I have been a journalist for 22 years, but I don’t have a master’s degree in journalism just because of my work experience. Do you think some kids fresh out of college know more about being a reporter than I do? Of course not, but they have a piece of paper that says they do.
Here’s a better example.
When I got married years ago, my father-in-law was 69 and still working as a tile mason in Minnesota. He didn’t have to work full-time because he brought home a good salary per job. Why? He was the most-respected tile man in a multi-county area.
There was a lake less than an hour from his house where a lot of fancy, expensive houses were being built. These were the kind of places Fred could never have afforded, but Fred worked in them because the contractors insisted he was the only one they trusted to do high-quality work.
I doubt there are many men in the entire country who know more about tile work than Fred. Does he hold a doctorate in tile? Do people call him Dr. Atkinson? No, of course not — because no university has bestowed that title on him.

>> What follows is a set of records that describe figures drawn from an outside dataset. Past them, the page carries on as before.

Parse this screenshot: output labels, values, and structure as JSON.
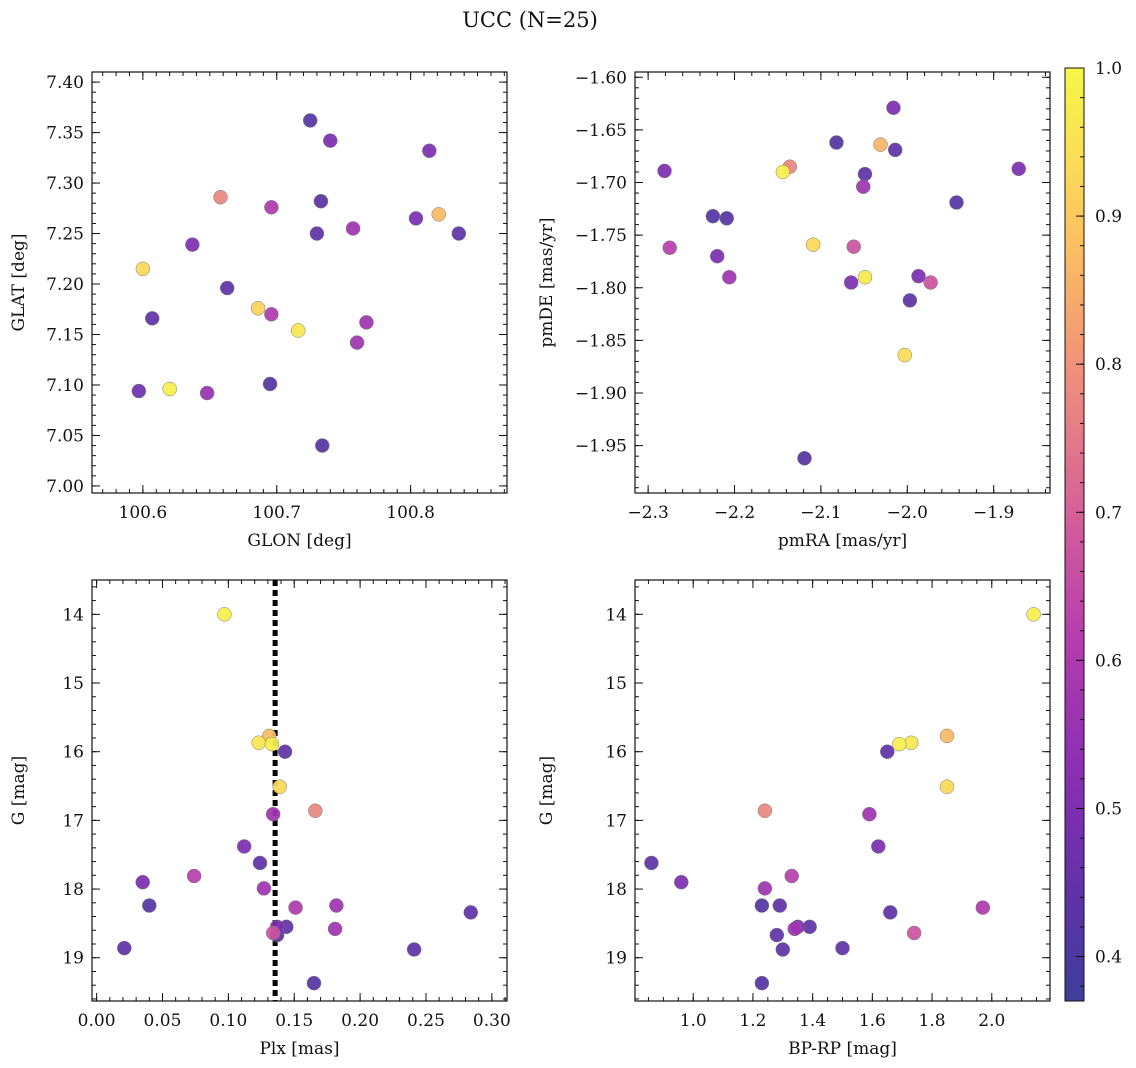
{
  "suptitle": "UCC (N=25)",
  "colormap": {
    "name": "plasma",
    "range": [
      0.37,
      1.0
    ],
    "ticks": [
      0.4,
      0.5,
      0.6,
      0.7,
      0.8,
      0.9,
      1.0
    ],
    "tick_labels": [
      "0.4",
      "0.5",
      "0.6",
      "0.7",
      "0.8",
      "0.9",
      "1.0"
    ],
    "stops": [
      "#3e3f99",
      "#5b33a6",
      "#7b2fb0",
      "#9a33b2",
      "#b840ac",
      "#cf5a9d",
      "#e2788a",
      "#f29875",
      "#fbbc62",
      "#fbdc56",
      "#f5f747"
    ]
  },
  "chart_data": [
    {
      "type": "scatter",
      "xlabel": "GLON [deg]",
      "ylabel": "GLAT [deg]",
      "xlim": [
        100.562,
        100.872
      ],
      "ylim": [
        6.993,
        7.41
      ],
      "xticks": [
        100.6,
        100.7,
        100.8
      ],
      "xtick_labels": [
        "100.6",
        "100.7",
        "100.8"
      ],
      "xminor": 0.01,
      "yticks": [
        7.0,
        7.05,
        7.1,
        7.15,
        7.2,
        7.25,
        7.3,
        7.35,
        7.4
      ],
      "ytick_labels": [
        "7.00",
        "7.05",
        "7.10",
        "7.15",
        "7.20",
        "7.25",
        "7.30",
        "7.35",
        "7.40"
      ],
      "yminor": 0.01,
      "yinvert": false,
      "points": [
        {
          "x": 100.725,
          "y": 7.362,
          "c": 0.42
        },
        {
          "x": 100.74,
          "y": 7.342,
          "c": 0.5
        },
        {
          "x": 100.814,
          "y": 7.332,
          "c": 0.5
        },
        {
          "x": 100.658,
          "y": 7.286,
          "c": 0.78
        },
        {
          "x": 100.696,
          "y": 7.276,
          "c": 0.6
        },
        {
          "x": 100.733,
          "y": 7.282,
          "c": 0.43
        },
        {
          "x": 100.821,
          "y": 7.269,
          "c": 0.87
        },
        {
          "x": 100.804,
          "y": 7.265,
          "c": 0.5
        },
        {
          "x": 100.757,
          "y": 7.255,
          "c": 0.57
        },
        {
          "x": 100.73,
          "y": 7.25,
          "c": 0.44
        },
        {
          "x": 100.836,
          "y": 7.25,
          "c": 0.44
        },
        {
          "x": 100.637,
          "y": 7.239,
          "c": 0.5
        },
        {
          "x": 100.6,
          "y": 7.215,
          "c": 0.93
        },
        {
          "x": 100.663,
          "y": 7.196,
          "c": 0.44
        },
        {
          "x": 100.686,
          "y": 7.176,
          "c": 0.92
        },
        {
          "x": 100.696,
          "y": 7.17,
          "c": 0.6
        },
        {
          "x": 100.767,
          "y": 7.162,
          "c": 0.57
        },
        {
          "x": 100.607,
          "y": 7.166,
          "c": 0.44
        },
        {
          "x": 100.716,
          "y": 7.154,
          "c": 0.96
        },
        {
          "x": 100.76,
          "y": 7.142,
          "c": 0.57
        },
        {
          "x": 100.695,
          "y": 7.101,
          "c": 0.42
        },
        {
          "x": 100.597,
          "y": 7.094,
          "c": 0.47
        },
        {
          "x": 100.62,
          "y": 7.096,
          "c": 0.98
        },
        {
          "x": 100.648,
          "y": 7.092,
          "c": 0.56
        },
        {
          "x": 100.734,
          "y": 7.04,
          "c": 0.42
        }
      ]
    },
    {
      "type": "scatter",
      "xlabel": "pmRA [mas/yr]",
      "ylabel": "pmDE [mas/yr]",
      "xlim": [
        -2.3152,
        -1.8348
      ],
      "ylim": [
        -1.995,
        -1.595
      ],
      "xticks": [
        -2.3,
        -2.2,
        -2.1,
        -2.0,
        -1.9
      ],
      "xtick_labels": [
        "−2.3",
        "−2.2",
        "−2.1",
        "−2.0",
        "−1.9"
      ],
      "xminor": 0.02,
      "yticks": [
        -1.95,
        -1.9,
        -1.85,
        -1.8,
        -1.75,
        -1.7,
        -1.65,
        -1.6
      ],
      "ytick_labels": [
        "−1.95",
        "−1.90",
        "−1.85",
        "−1.80",
        "−1.75",
        "−1.70",
        "−1.65",
        "−1.60"
      ],
      "yminor": 0.01,
      "yinvert": false,
      "points": [
        {
          "x": -2.016,
          "y": -1.629,
          "c": 0.5
        },
        {
          "x": -2.082,
          "y": -1.662,
          "c": 0.42
        },
        {
          "x": -2.031,
          "y": -1.664,
          "c": 0.86
        },
        {
          "x": -2.014,
          "y": -1.669,
          "c": 0.44
        },
        {
          "x": -2.136,
          "y": -1.685,
          "c": 0.78
        },
        {
          "x": -2.144,
          "y": -1.69,
          "c": 0.98
        },
        {
          "x": -2.281,
          "y": -1.689,
          "c": 0.5
        },
        {
          "x": -1.871,
          "y": -1.687,
          "c": 0.5
        },
        {
          "x": -2.049,
          "y": -1.692,
          "c": 0.44
        },
        {
          "x": -2.051,
          "y": -1.704,
          "c": 0.57
        },
        {
          "x": -1.943,
          "y": -1.719,
          "c": 0.42
        },
        {
          "x": -2.225,
          "y": -1.732,
          "c": 0.42
        },
        {
          "x": -2.209,
          "y": -1.734,
          "c": 0.42
        },
        {
          "x": -2.109,
          "y": -1.759,
          "c": 0.93
        },
        {
          "x": -2.062,
          "y": -1.761,
          "c": 0.67
        },
        {
          "x": -2.275,
          "y": -1.762,
          "c": 0.62
        },
        {
          "x": -2.22,
          "y": -1.77,
          "c": 0.5
        },
        {
          "x": -2.206,
          "y": -1.79,
          "c": 0.57
        },
        {
          "x": -2.049,
          "y": -1.79,
          "c": 0.97
        },
        {
          "x": -1.987,
          "y": -1.789,
          "c": 0.5
        },
        {
          "x": -2.065,
          "y": -1.795,
          "c": 0.5
        },
        {
          "x": -1.973,
          "y": -1.795,
          "c": 0.67
        },
        {
          "x": -1.997,
          "y": -1.812,
          "c": 0.44
        },
        {
          "x": -2.003,
          "y": -1.864,
          "c": 0.94
        },
        {
          "x": -2.119,
          "y": -1.962,
          "c": 0.42
        }
      ]
    },
    {
      "type": "scatter",
      "xlabel": "Plx [mas]",
      "ylabel": "G [mag]",
      "xlim": [
        -0.0035,
        0.3115
      ],
      "ylim": [
        13.5,
        19.63
      ],
      "xticks": [
        0.0,
        0.05,
        0.1,
        0.15,
        0.2,
        0.25,
        0.3
      ],
      "xtick_labels": [
        "0.00",
        "0.05",
        "0.10",
        "0.15",
        "0.20",
        "0.25",
        "0.30"
      ],
      "xminor": 0.01,
      "yticks": [
        14,
        15,
        16,
        17,
        18,
        19
      ],
      "ytick_labels": [
        "14",
        "15",
        "16",
        "17",
        "18",
        "19"
      ],
      "yminor": 0.2,
      "yinvert": true,
      "vline": {
        "x": 0.1355,
        "style": "dotted"
      },
      "points": [
        {
          "x": 0.097,
          "y": 14.0,
          "c": 0.98
        },
        {
          "x": 0.131,
          "y": 15.77,
          "c": 0.87
        },
        {
          "x": 0.123,
          "y": 15.87,
          "c": 0.96
        },
        {
          "x": 0.133,
          "y": 15.89,
          "c": 0.98
        },
        {
          "x": 0.143,
          "y": 16.0,
          "c": 0.44
        },
        {
          "x": 0.139,
          "y": 16.51,
          "c": 0.93
        },
        {
          "x": 0.166,
          "y": 16.86,
          "c": 0.78
        },
        {
          "x": 0.134,
          "y": 16.91,
          "c": 0.57
        },
        {
          "x": 0.112,
          "y": 17.38,
          "c": 0.5
        },
        {
          "x": 0.124,
          "y": 17.62,
          "c": 0.44
        },
        {
          "x": 0.074,
          "y": 17.81,
          "c": 0.62
        },
        {
          "x": 0.035,
          "y": 17.9,
          "c": 0.5
        },
        {
          "x": 0.127,
          "y": 17.99,
          "c": 0.57
        },
        {
          "x": 0.04,
          "y": 18.24,
          "c": 0.42
        },
        {
          "x": 0.182,
          "y": 18.24,
          "c": 0.57
        },
        {
          "x": 0.151,
          "y": 18.27,
          "c": 0.6
        },
        {
          "x": 0.284,
          "y": 18.34,
          "c": 0.44
        },
        {
          "x": 0.137,
          "y": 18.55,
          "c": 0.5
        },
        {
          "x": 0.144,
          "y": 18.55,
          "c": 0.44
        },
        {
          "x": 0.181,
          "y": 18.58,
          "c": 0.57
        },
        {
          "x": 0.134,
          "y": 18.64,
          "c": 0.67
        },
        {
          "x": 0.137,
          "y": 18.67,
          "c": 0.44
        },
        {
          "x": 0.021,
          "y": 18.86,
          "c": 0.44
        },
        {
          "x": 0.241,
          "y": 18.88,
          "c": 0.44
        },
        {
          "x": 0.165,
          "y": 19.37,
          "c": 0.42
        }
      ]
    },
    {
      "type": "scatter",
      "xlabel": "BP-RP [mag]",
      "ylabel": "G [mag]",
      "xlim": [
        0.805,
        2.195
      ],
      "ylim": [
        13.5,
        19.63
      ],
      "xticks": [
        1.0,
        1.2,
        1.4,
        1.6,
        1.8,
        2.0
      ],
      "xtick_labels": [
        "1.0",
        "1.2",
        "1.4",
        "1.6",
        "1.8",
        "2.0"
      ],
      "xminor": 0.05,
      "yticks": [
        14,
        15,
        16,
        17,
        18,
        19
      ],
      "ytick_labels": [
        "14",
        "15",
        "16",
        "17",
        "18",
        "19"
      ],
      "yminor": 0.2,
      "yinvert": true,
      "points": [
        {
          "x": 2.14,
          "y": 14.0,
          "c": 0.98
        },
        {
          "x": 1.85,
          "y": 15.77,
          "c": 0.87
        },
        {
          "x": 1.73,
          "y": 15.87,
          "c": 0.96
        },
        {
          "x": 1.69,
          "y": 15.89,
          "c": 0.98
        },
        {
          "x": 1.65,
          "y": 16.0,
          "c": 0.44
        },
        {
          "x": 1.85,
          "y": 16.51,
          "c": 0.93
        },
        {
          "x": 1.24,
          "y": 16.86,
          "c": 0.78
        },
        {
          "x": 1.59,
          "y": 16.91,
          "c": 0.57
        },
        {
          "x": 1.62,
          "y": 17.38,
          "c": 0.5
        },
        {
          "x": 0.86,
          "y": 17.62,
          "c": 0.44
        },
        {
          "x": 1.33,
          "y": 17.81,
          "c": 0.62
        },
        {
          "x": 0.96,
          "y": 17.9,
          "c": 0.5
        },
        {
          "x": 1.24,
          "y": 17.99,
          "c": 0.57
        },
        {
          "x": 1.23,
          "y": 18.24,
          "c": 0.42
        },
        {
          "x": 1.29,
          "y": 18.24,
          "c": 0.44
        },
        {
          "x": 1.97,
          "y": 18.27,
          "c": 0.6
        },
        {
          "x": 1.66,
          "y": 18.34,
          "c": 0.44
        },
        {
          "x": 1.35,
          "y": 18.55,
          "c": 0.5
        },
        {
          "x": 1.39,
          "y": 18.55,
          "c": 0.44
        },
        {
          "x": 1.34,
          "y": 18.58,
          "c": 0.57
        },
        {
          "x": 1.74,
          "y": 18.64,
          "c": 0.67
        },
        {
          "x": 1.28,
          "y": 18.67,
          "c": 0.44
        },
        {
          "x": 1.5,
          "y": 18.86,
          "c": 0.44
        },
        {
          "x": 1.3,
          "y": 18.88,
          "c": 0.44
        },
        {
          "x": 1.23,
          "y": 19.37,
          "c": 0.42
        }
      ]
    }
  ]
}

No matter how great Tommy Jarrell was on the fiddle, no one ever printed out a music degree for the legend — not even posthumously.
Now I understand why a degree is important for a young person. He or she doesn’t have any experience to offer, so the piece of paper is the only way to show any knowledge of a subject.

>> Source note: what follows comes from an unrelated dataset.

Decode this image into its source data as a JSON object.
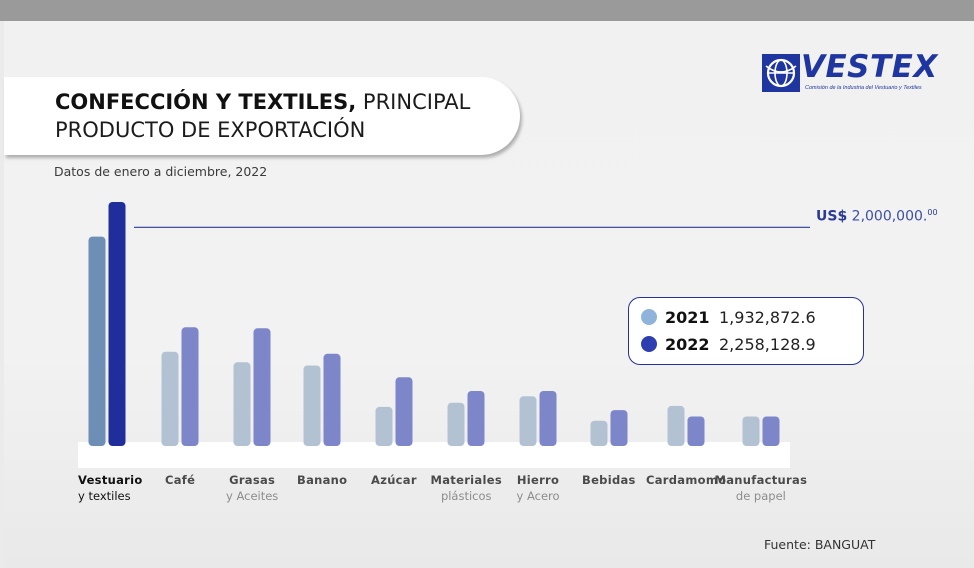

Also, we want to train people in a way that doesn’t cause any harm. You can’t very well be a court lawyer by trial and error (pardon the pun). I certainly don’t want my appendix taken out by a kid who wants to become a doctor one day years down the road.
Still, there is something to be said for old-fashioned apprenticeships. When a child or young adult spends years learning a craft from a veteran, that experience is every bit as good as anything that comes out of a classroom. I might even venture that it is better in some instances because hands-on learning puts theory into use and shows possible flaws in that theory.
College basketball coach Dean Smith used to say that the best thing about freshmen is that they become sophomores. He meant that incoming students were so inexperienced that they needed a year of hands-on training to be helpful to the team.
Nowadays, kids get more experience by playing both on a school team and on an AAU travel team. Freshmen arrive at college more prepared to play from Day One. Experience counts.
I’m not saying kids shouldn’t go to college. I certainly am supportive of my kid getting a degree, but I think the first two years of school didn’t do a thing to prepare anyone for a specialty. She has now changed majors, and I don’t think it has had any impact on her schooling because the first two years were so generic they really didn’t count toward any career.
And that really sort of makes my point, doesn’t it?